No bids were received for Iraq's Mansuriyah gas field and no deal was agreed on the Akkas gas field.
The BP/CNPC alliance had to accept a fee of $2 for every barrel of additional oil produced, compared with $3.99 in its initial offer. It also projected being able to boost output from Rumaila to an ambitious 2.85 million barrels per day, compared to the government's target of 1.75 million barrels per day.
The only group to bid for the Kirkuk oilfield, which lies in a northern region contested by minority Kurds and the Arab-led government in Baghdad, was led by Royal Dutch Shell. Shell wanted to be paid $7.89 per extra barrel of oil while the Iraqi government offered $2 again.
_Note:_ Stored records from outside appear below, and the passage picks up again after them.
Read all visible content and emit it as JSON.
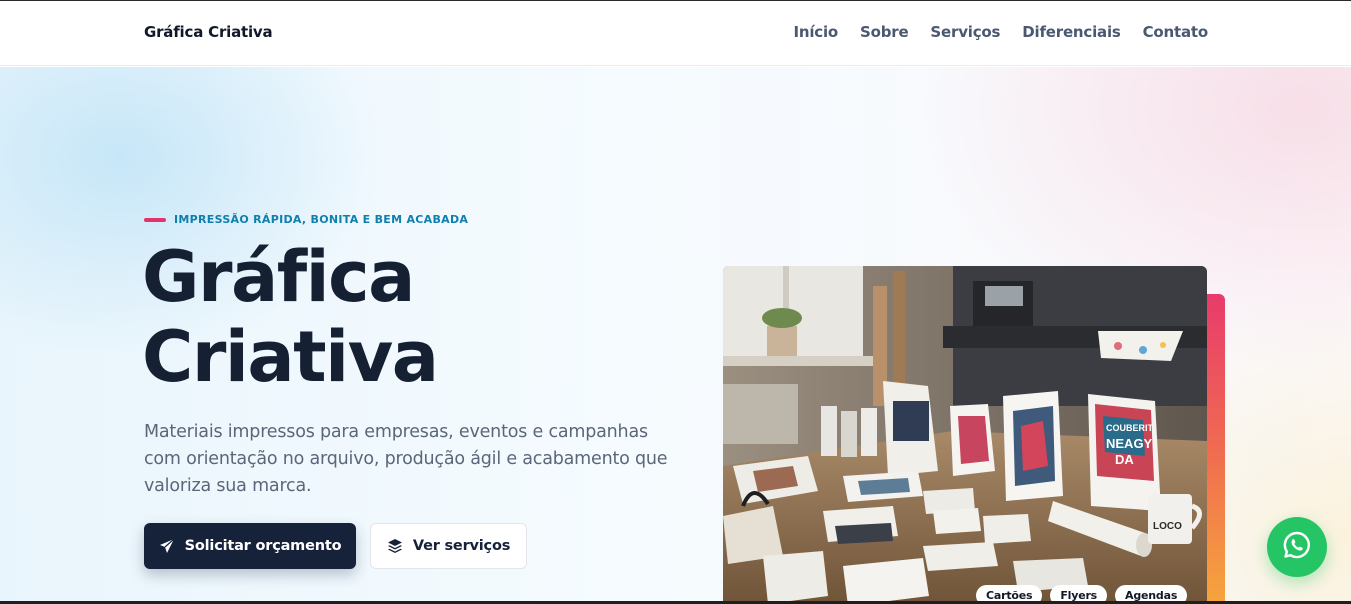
{
  "header": {
    "brand": "Gráfica Criativa",
    "nav": [
      "Início",
      "Sobre",
      "Serviços",
      "Diferenciais",
      "Contato"
    ]
  },
  "hero": {
    "eyebrow": "IMPRESSÃO RÁPIDA, BONITA E BEM ACABADA",
    "title_line1": "Gráfica",
    "title_line2": "Criativa",
    "lead": "Materiais impressos para empresas, eventos e campanhas com orientação no arquivo, produção ágil e acabamento que valoriza sua marca.",
    "primary_button": "Solicitar orçamento",
    "secondary_button": "Ver serviços",
    "image_texts": {
      "calendar_line1": "COUBERIT",
      "calendar_line2": "NEAGY",
      "calendar_line3": "DA",
      "mug": "LOCO"
    },
    "tags": [
      "Cartões",
      "Flyers",
      "Agendas"
    ]
  },
  "icons": {
    "primary_button_icon": "paper-plane-icon",
    "secondary_button_icon": "layers-icon",
    "floating_button_icon": "whatsapp-icon"
  },
  "colors": {
    "dark": "#16213a",
    "accent_pink": "#e0356b",
    "eyebrow_blue": "#0f7fae",
    "whatsapp": "#25c565"
  }
}
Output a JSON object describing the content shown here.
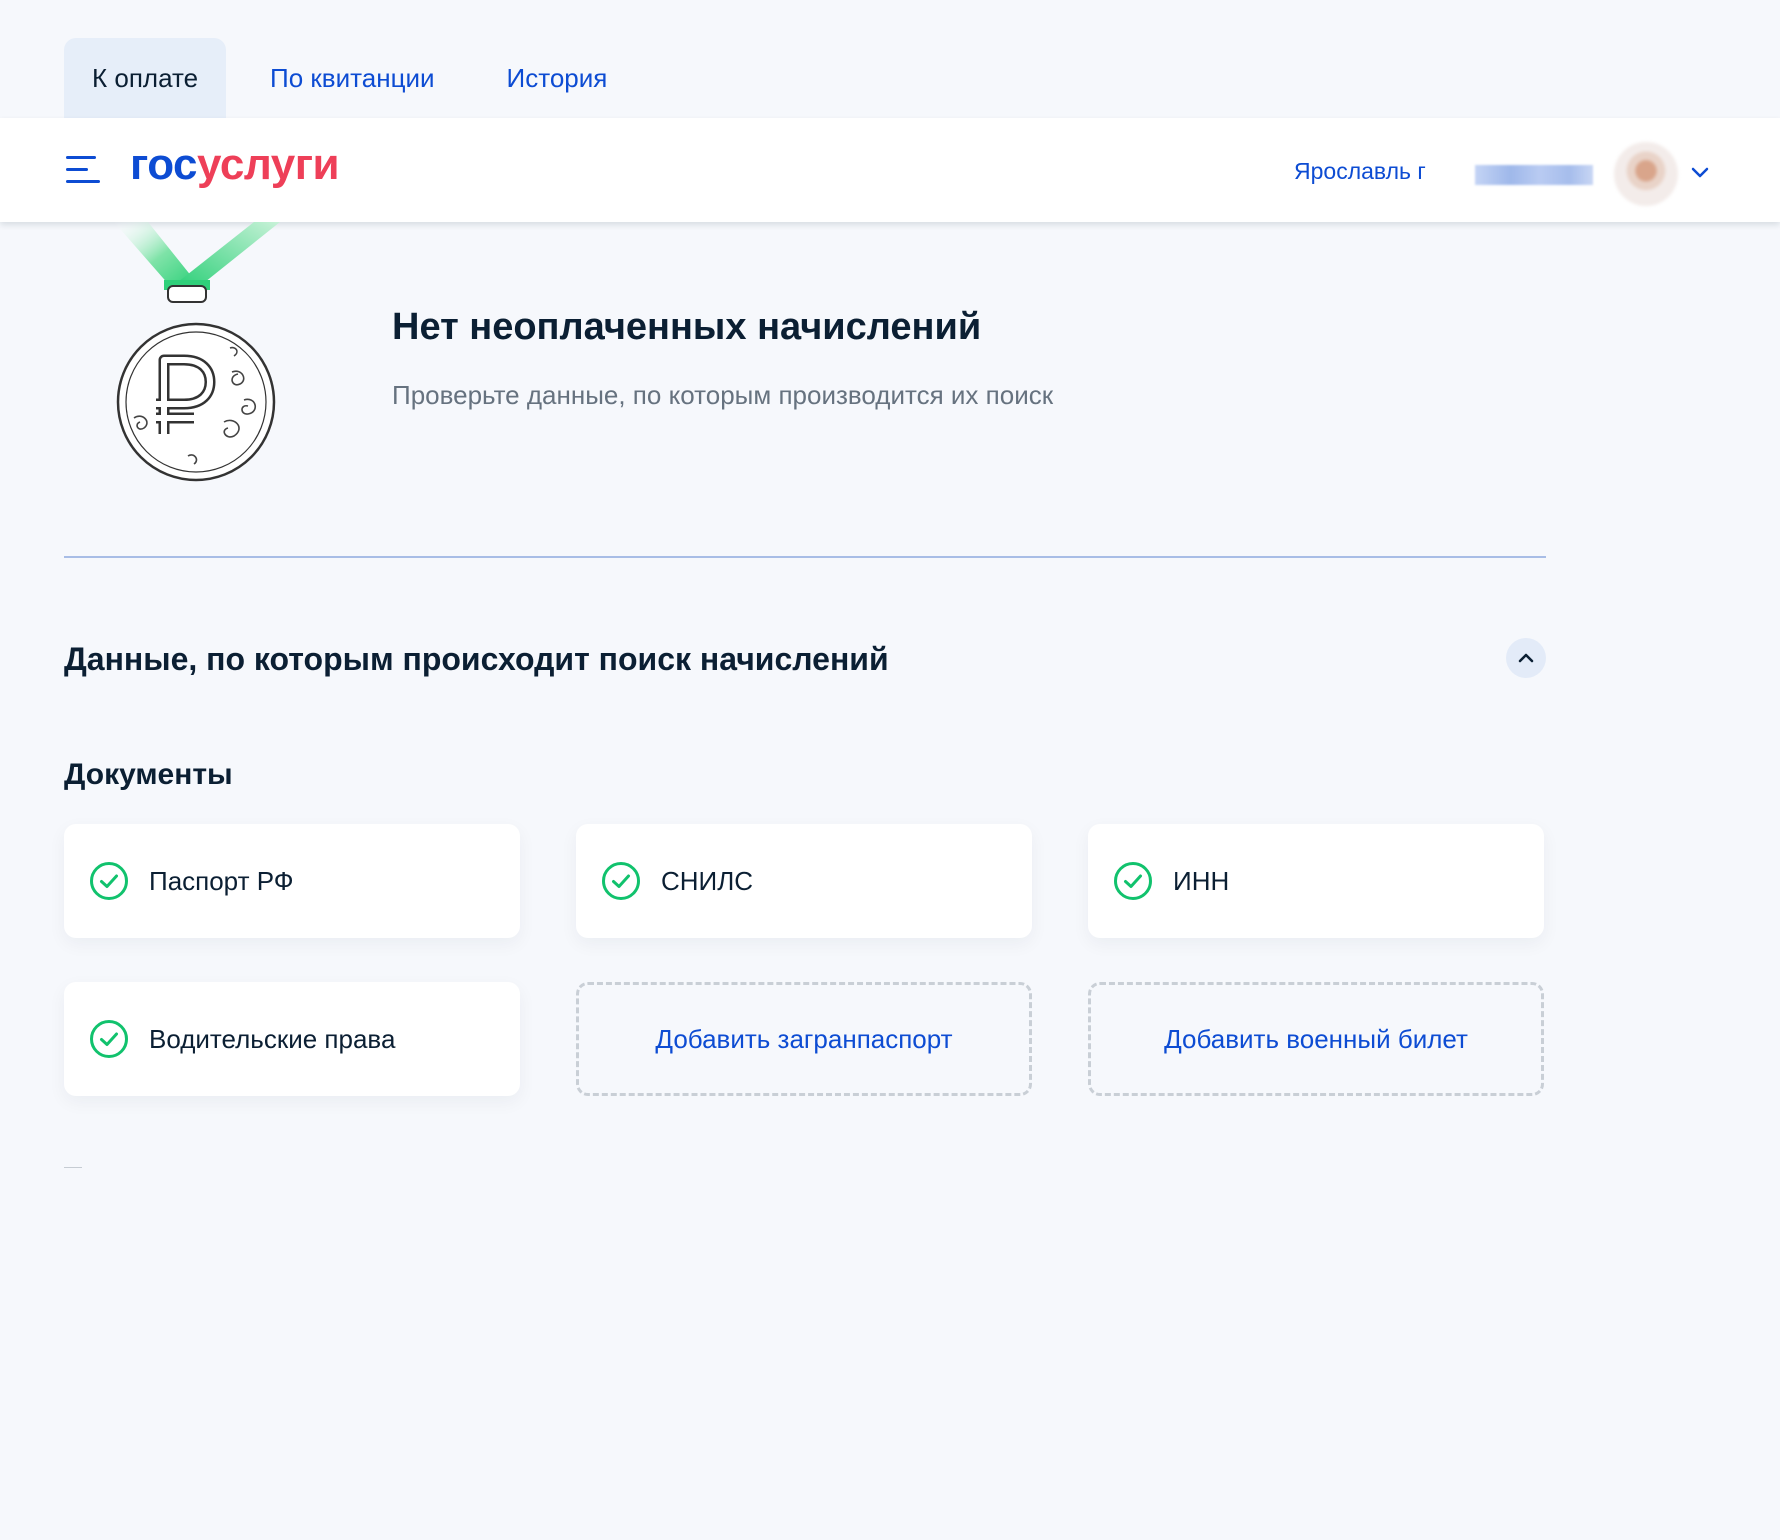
{
  "tabs": [
    {
      "label": "К оплате",
      "active": true
    },
    {
      "label": "По квитанции",
      "active": false
    },
    {
      "label": "История",
      "active": false
    }
  ],
  "header": {
    "logo_part1": "гос",
    "logo_part2": "услуги",
    "city": "Ярославль г",
    "menu_icon": "burger-menu-icon",
    "avatar_chevron_icon": "chevron-down-icon"
  },
  "empty_state": {
    "illustration": "ruble-medal-icon",
    "title": "Нет неоплаченных начислений",
    "subtitle": "Проверьте данные, по которым производится их поиск"
  },
  "search_data": {
    "title": "Данные, по которым происходит поиск начислений",
    "collapse_icon": "chevron-up-icon",
    "documents_title": "Документы",
    "documents": [
      {
        "label": "Паспорт РФ",
        "status": "added"
      },
      {
        "label": "СНИЛС",
        "status": "added"
      },
      {
        "label": "ИНН",
        "status": "added"
      },
      {
        "label": "Водительские права",
        "status": "added"
      }
    ],
    "add_actions": [
      {
        "label": "Добавить загранпаспорт"
      },
      {
        "label": "Добавить военный билет"
      }
    ]
  },
  "colors": {
    "accent_blue": "#0d4cd3",
    "brand_red": "#ee3f58",
    "success_green": "#11c26d",
    "page_bg": "#f6f8fc",
    "text_primary": "#0b1f33",
    "text_secondary": "#66727f"
  }
}
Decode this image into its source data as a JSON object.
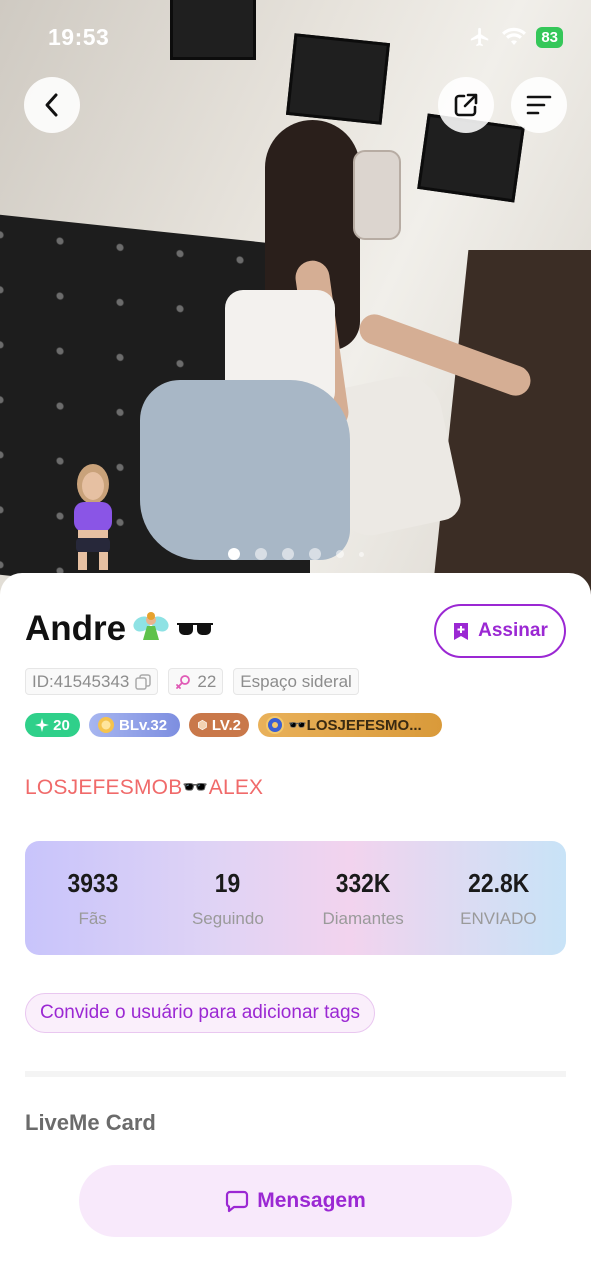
{
  "status_bar": {
    "time": "19:53",
    "battery": "83"
  },
  "profile": {
    "name": "Andre",
    "subscribe_label": "Assinar",
    "id_label": "ID:41545343",
    "gender_age": "22",
    "location": "Espaço sideral",
    "badges": {
      "level": "20",
      "bl": "BLv.32",
      "lv": "LV.2",
      "family": "🕶️LOSJEFESMO..."
    },
    "tagline": "LOSJEFESMOB🕶️ALEX",
    "stats": [
      {
        "value": "3933",
        "label": "Fãs"
      },
      {
        "value": "19",
        "label": "Seguindo"
      },
      {
        "value": "332K",
        "label": "Diamantes"
      },
      {
        "value": "22.8K",
        "label": "ENVIADO"
      }
    ],
    "invite_text": "Convide o usuário para adicionar tags",
    "card_title": "LiveMe Card",
    "message_label": "Mensagem"
  },
  "carousel": {
    "count": 6,
    "active_index": 0
  },
  "colors": {
    "accent": "#9b28d3",
    "tagline": "#f06a6a",
    "level_badge": "#2fd08a"
  }
}
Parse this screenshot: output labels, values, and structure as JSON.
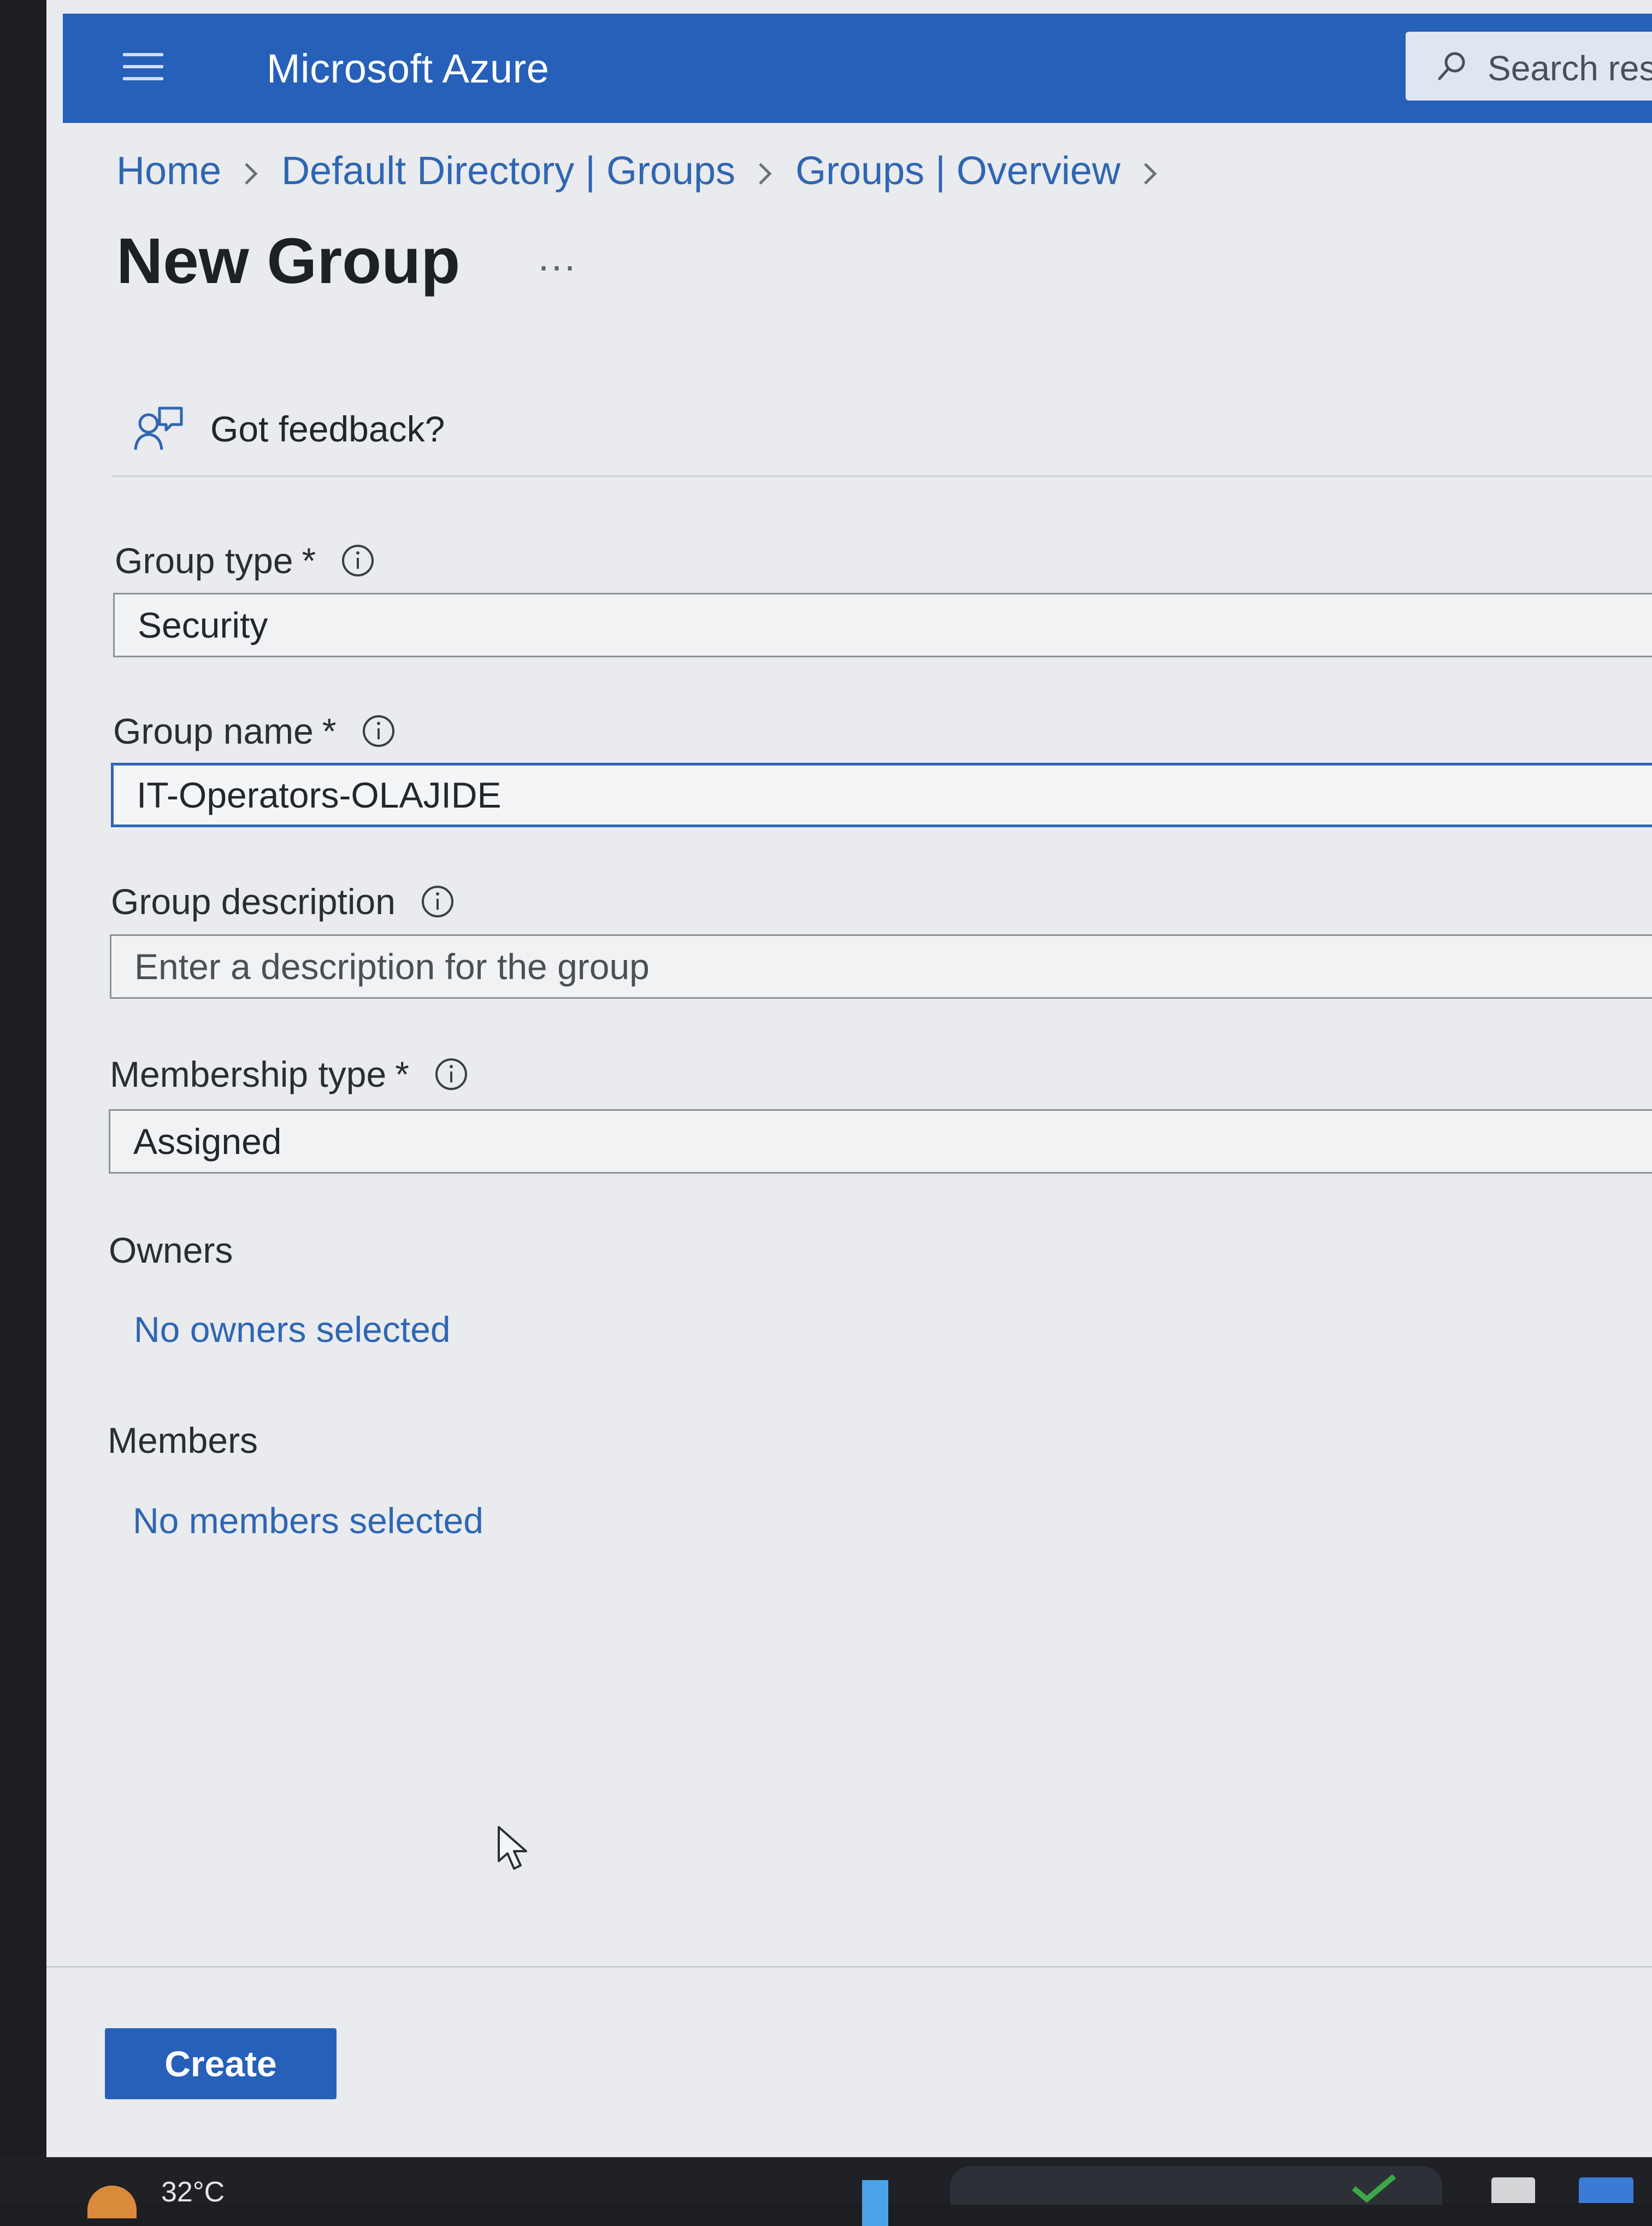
{
  "header": {
    "brand": "Microsoft Azure",
    "search_placeholder": "Search reso",
    "menu_icon": "hamburger-menu-icon"
  },
  "breadcrumb": {
    "items": [
      "Home",
      "Default Directory | Groups",
      "Groups | Overview"
    ]
  },
  "page": {
    "title": "New Group",
    "more": "..."
  },
  "feedback": {
    "label": "Got feedback?",
    "icon": "feedback-icon"
  },
  "form": {
    "group_type": {
      "label": "Group type",
      "required": "*",
      "value": "Security"
    },
    "group_name": {
      "label": "Group name",
      "required": "*",
      "value": "IT-Operators-OLAJIDE"
    },
    "group_description": {
      "label": "Group description",
      "placeholder": "Enter a description for the group"
    },
    "membership_type": {
      "label": "Membership type",
      "required": "*",
      "value": "Assigned"
    },
    "owners": {
      "label": "Owners",
      "link": "No owners selected"
    },
    "members": {
      "label": "Members",
      "link": "No members selected"
    }
  },
  "actions": {
    "create_label": "Create"
  },
  "taskbar": {
    "temperature": "32°C"
  },
  "colors": {
    "header_bg": "#2660b8",
    "link": "#2f66b3",
    "page_bg": "#e9ebee",
    "button_bg": "#2660b8"
  }
}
"The expectations of the Iraqi government and the oil companies are mismatched," one oil executive, who asked not to be named, told Reuters.
Security Still an Issue
Foreign companies working in Iraq will have to contend not only with security risks from a still stubborn insurgency, but also discontent within ruling circles and political uncertainty.
Some Iraqi lawmakers condemn the deals as illegal and even officials in the state-run oil industry have criticised the government for selling Iraq's vast oil wealth short, especially as the country has already invested heavily in the fields.
Years after Saddam's removal was supposed to unleash Iraq's oil potential, the auction marked the first big moment for the Oil Ministry, which is under growing pressure to boost disappointing output of around 2.4 million barrels a day.
Tuesday's tender was a central plank of Oil Minister Hussain al-Shahristani's aim to boost oil output to 6 million barrels per day in five years. Shahristani said he was pleasantly surprised at how ambitious some of the projections were from oil companies for potential increases to production at the fields.
Iraq has proven oil reserves of 115 billion barrels, but the true amount of hydrocarbons sitting beneath its desolate deserts could be far greater.
The auction, delayed by a day by a sandstorm, was broadcast live from a hotel in Baghdad's fortified Green Zone in a process Iraqi oil officials insisted would be fully transparent.
Later this year, Iraq is due to offer another set of fields that are even more appealing since they are undeveloped.